Pemerintah Arab Saudi melakukan ekspansi besar-besaran terhadap fasilitas peneduh dan sistem pendingin di kawasan Arafah menyambut musim haji 1447 H atau 2026 M. Langkah strategis ini diambil guna memberikan perlindungan maksimal bagi jutaan jemaah dari berbagai negara saat menjalankan wukuf.
Proyek pengembangan ini dijalankan oleh Kidana Development Company, sebuah perusahaan di bawah Royal Commission for Makkah City and Holy Sites. Dilansir dari Detikcom, fokus utama pembangunan terkonsentrasi di wilayah Jabal Al-Rahmah atau Mount Mercy.
Pada pelaksanaan fase kedua, pengembang menambahkan 18 unit kanopi modern yang terintegrasi dengan 36 kipas kabut (misting fan). Selain itu, terdapat instalasi tujuh unit pendingin udara tingkat tinggi serta 107 kolom kipas kabut yang disebar di berbagai titik strategis Arafah.
Integrasi antara fase pertama yang selesai pada 2025 dengan fase kedua ini membuat total area yang tercover fasilitas pendingin mencapai lebih dari 272.000 meter persegi. Perluasan ini diklaim meningkatkan kapasitas area teduh bagi jemaah hingga lima kali lipat dibandingkan musim-musim sebelumnya.
Pembangunan infrastruktur pendingin ini dirancang sebagai sistem terpadu untuk meredam suhu panas ekstrem yang sering melanda saat puncak ibadah haji. Kehadiran fasilitas ini sangat krusial mengingat jutaan orang akan berkumpul di satu lokasi dalam waktu bersamaan saat wukuf.

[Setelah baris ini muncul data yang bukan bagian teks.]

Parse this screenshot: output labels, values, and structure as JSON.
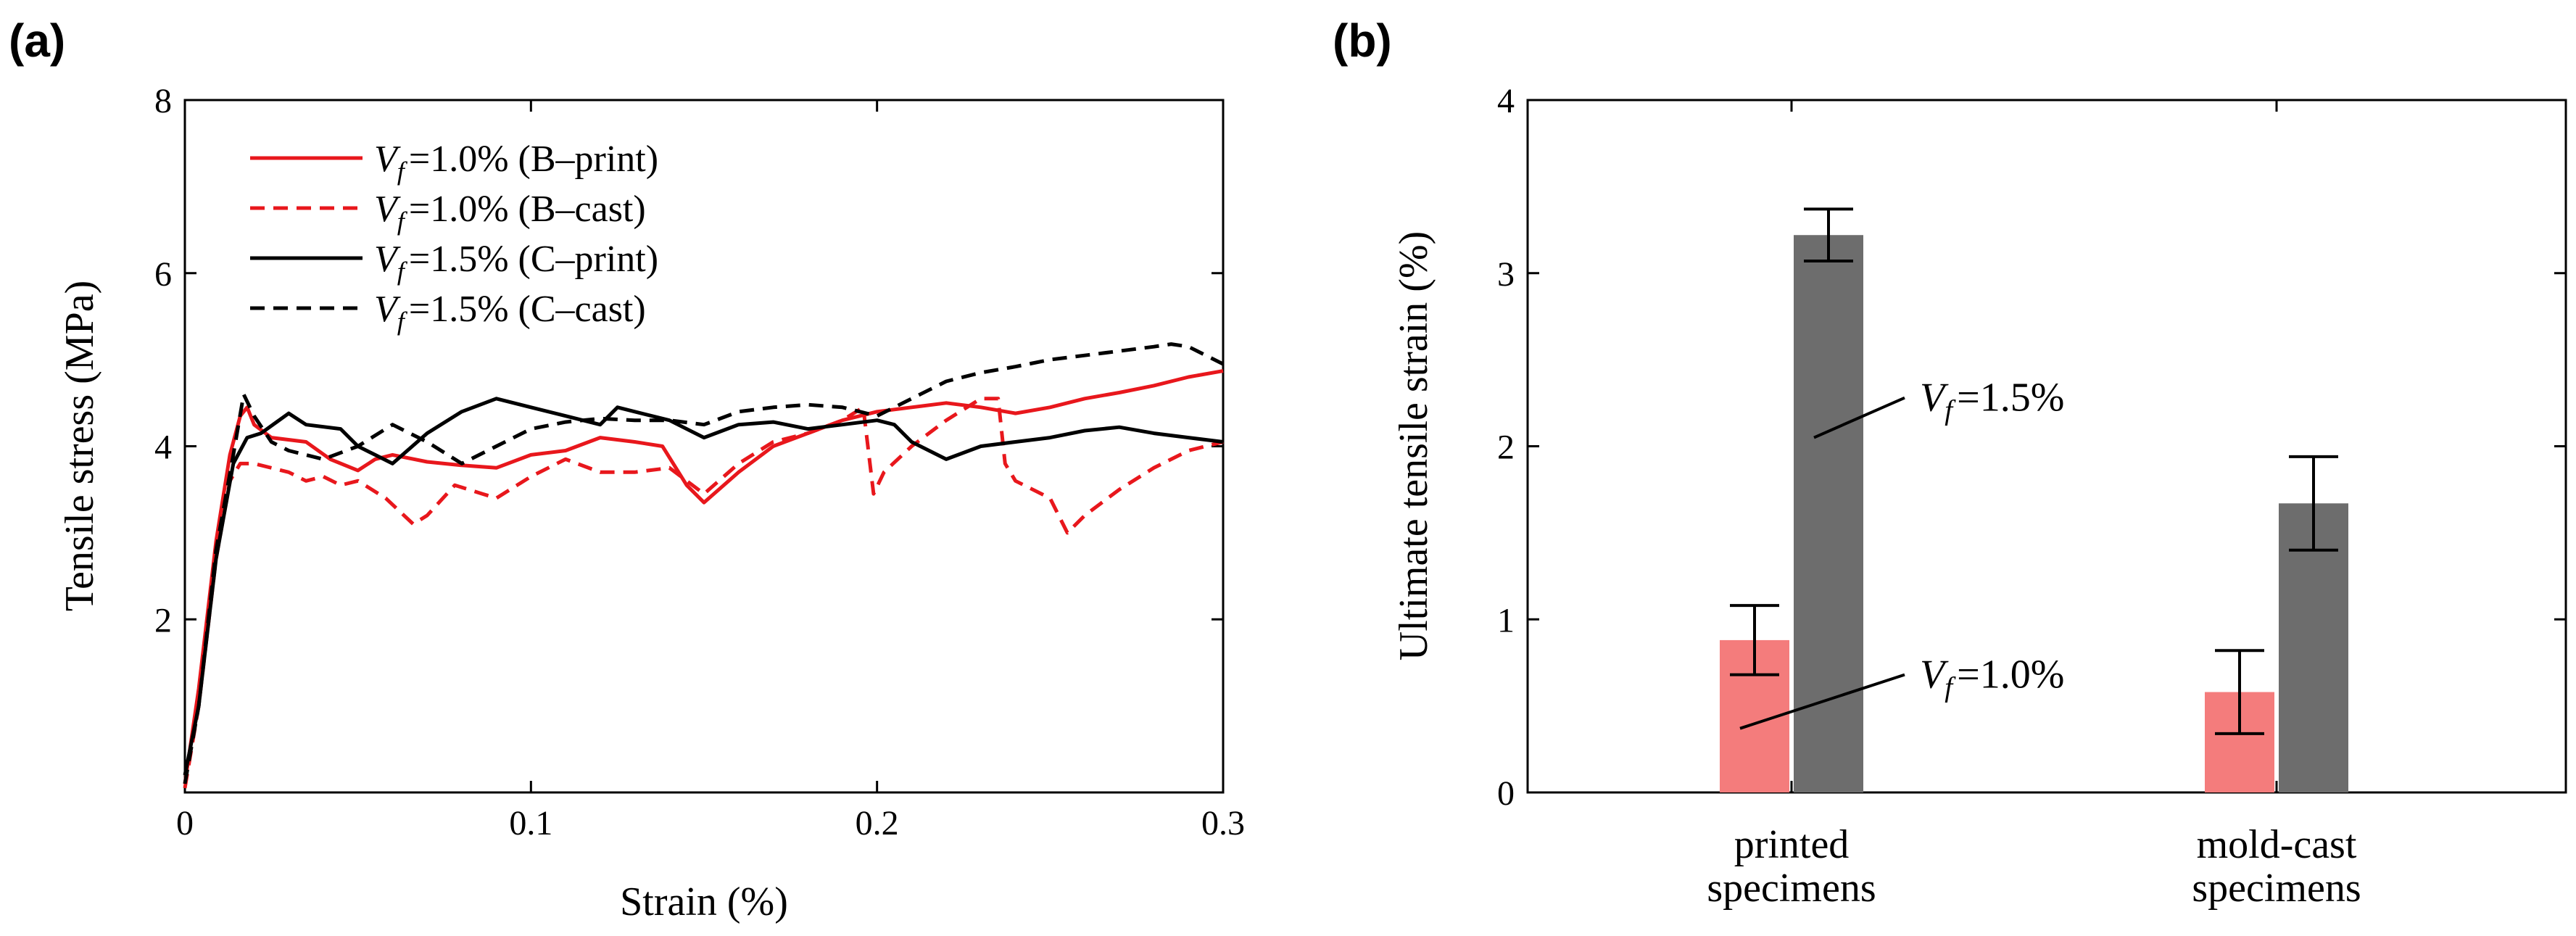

Melalui penambahan sarana ini, otoritas Arab Saudi menargetkan penurunan risiko gangguan kesehatan akibat panas sekaligus menjamin keselamatan jemaah. Salah satu ancaman utama yang diwaspadai adalah kondisi darurat medis berupa heat stroke atau serangan panas.
Kepala Seksi Kesehatan Daerah Kerja (Daker) Madinah, Enny Nuryanti, memberikan penekanan bahwa paparan panas berlebih dapat memicu kondisi tubuh yang berbahaya. Ia menjelaskan bahwa aktivitas luar ruangan yang terlalu lama di bawah terik matahari menjadi penyebab utama munculnya heat stroke.
"Heatstroke ini merupakan suatu kondisi di mana suhu tubuh itu tinggi. Biasanya heatstroke ini disebabkan oleh karena terpapar oleh sinar Matahari atau karena terlalu banyak aktivitas di luar, terlalu lama," kata Enny di Klinik Kesehatan Haji Indonesia (KKHI) Daker Madinah, Minggu (3/5/2026).
Selain peningkatan suhu tubuh yang drastis, terdapat sejumlah gejala klinis lain yang patut diwaspadai oleh para jemaah. Gejala tersebut mencakup gangguan fisik yang bisa berdampak fatal jika tidak segera ditangani secara medis.
"Kalau heatstroke ini gejalanya biasanya memang suhu tubuh, pertama suhu tubuh di atas 40 derajat Celsius. Terus yang kedua bisa diikuti dengan pusing, mual muntah, bisa kejang," ujar dr Enny.